We need a solution to this country’s child care crisis.
These issues and more were front and center on Tuesday in California and Washington, D.C., as Child Care for Every Family Network, of which AFSCME is a coalition partner, held rallies to highlight the vital role that child care providers play. The rallies also spotlighted why President Joe Biden’s Build Back Better Act (BBBA), which makes game-changing investments in our child care system and passed the House in November, must be approved by the Senate.
In Yorba Linda, California, outside the Richard Nixon Library and Museum (Nixon vetoed a landmark child care bill 50 years ago), on the National Mall in Washington and live on Facebook, a coalition of diverse organizations joined together with 13,000 participants and Senate Majority Leader Chuck Schumer (D-N.Y.), House Speaker Nancy Pelosi (D-Calif.), Sen. Patty Murray (D-Wash.) and Rep. Bobby Scott (D-Va.) to urge the Senate to pass the BBBA.
The BBBA invests in child care for infants, toddlers and prekindergarten (Pre-K) students and will benefit both child care providers and working parents. It will create a more stable child care workforce while enhancing child development to set up young children for lifelong success. Families will enjoy access to early care and early education that works best for them, including family child care and faith-based options.
For detailed information, check out AFSCME’s fact sheet.
Currently, families who can afford child care spend far too much on it, while many cannot afford it at all.

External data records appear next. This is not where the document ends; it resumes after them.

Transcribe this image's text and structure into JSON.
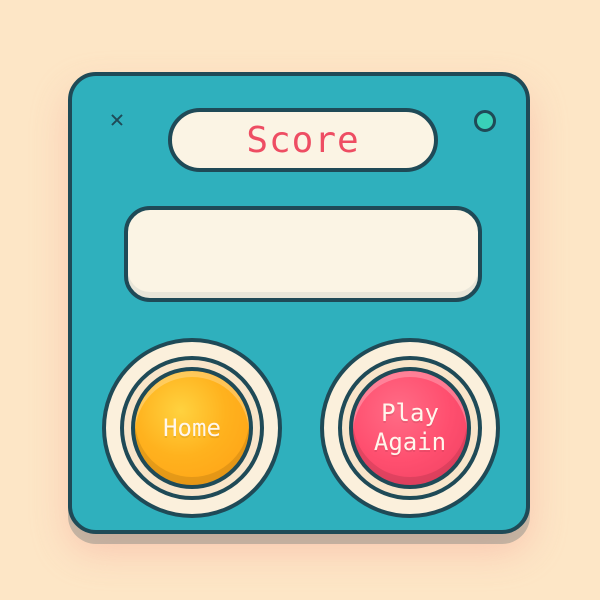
{
  "dialog": {
    "close_icon": "close-icon",
    "status_dot": "green-dot",
    "title": "Score",
    "score_value": "",
    "buttons": {
      "home": "Home",
      "play_again": "Play\nAgain"
    }
  },
  "colors": {
    "background": "#fde6c6",
    "panel": "#2fb0bd",
    "outline": "#1f4a57",
    "title_text": "#ee4d63",
    "home_button": "#ffb21e",
    "play_again_button": "#ff4f6f",
    "status_dot": "#39d1b8"
  }
}
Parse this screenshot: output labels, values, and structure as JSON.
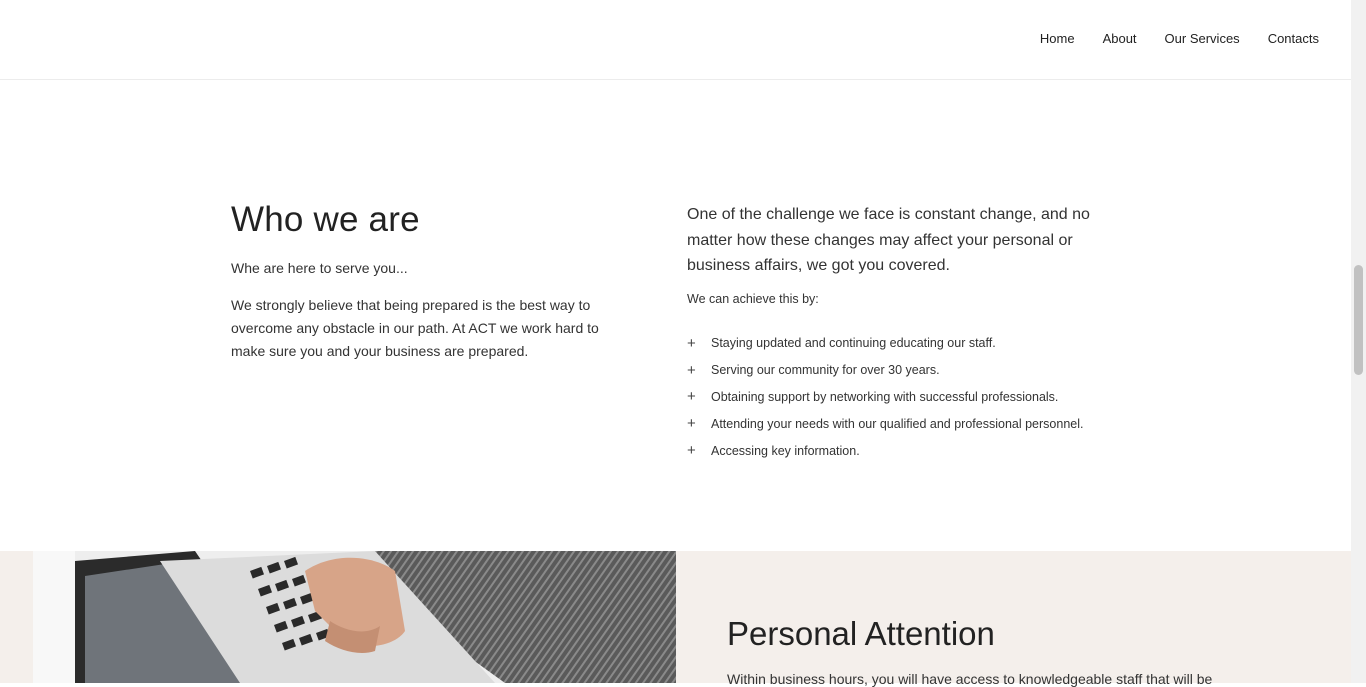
{
  "nav": {
    "items": [
      "Home",
      "About",
      "Our Services",
      "Contacts"
    ]
  },
  "who": {
    "title": "Who we are",
    "subtitle": "Whe are here to serve you...",
    "body": "We strongly believe that being prepared is the best way to overcome any obstacle in our path. At ACT we work hard to make sure you and your business are prepared."
  },
  "right": {
    "intro": "One of the challenge we face is constant change, and no matter how these changes may affect your personal or business affairs, we got you covered.",
    "lead": "We can achieve this by:",
    "items": [
      "Staying updated and continuing educating our staff.",
      "Serving our community for over 30 years.",
      "Obtaining support by networking with successful professionals.",
      "Attending your needs with our qualified and professional personnel.",
      "Accessing key information."
    ]
  },
  "attention": {
    "title": "Personal Attention",
    "text": "Within business hours, you will have access to knowledgeable staff that will be"
  },
  "icons": {
    "list_marker": "plus-icon",
    "photo": "laptop-photo"
  },
  "colors": {
    "band": "#f4efeb",
    "text": "#222222"
  }
}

Meanwhile, child care providers who perform crucial work often earn poverty wages.
AFSCME represents tens of thousands of child care providers, including members of Child Care Providers United (CCPU), who recently ratified their first, historic contract with the state of California to raise wages and expand access to child care.
The BBBA will also provide financial assistance to lower child care costs for nine out of 10 families with young children and make it free for many others. On average, it will save families $5,000 a year in child care costs and ensure that most families pay no more than 7% of their income for the care of all their children.
For providers, the BBBA will raise the wages of early educators to at least a living wage, while investing in providers and businesses to increase supply and improve the quality of early childhood education through higher wages and training.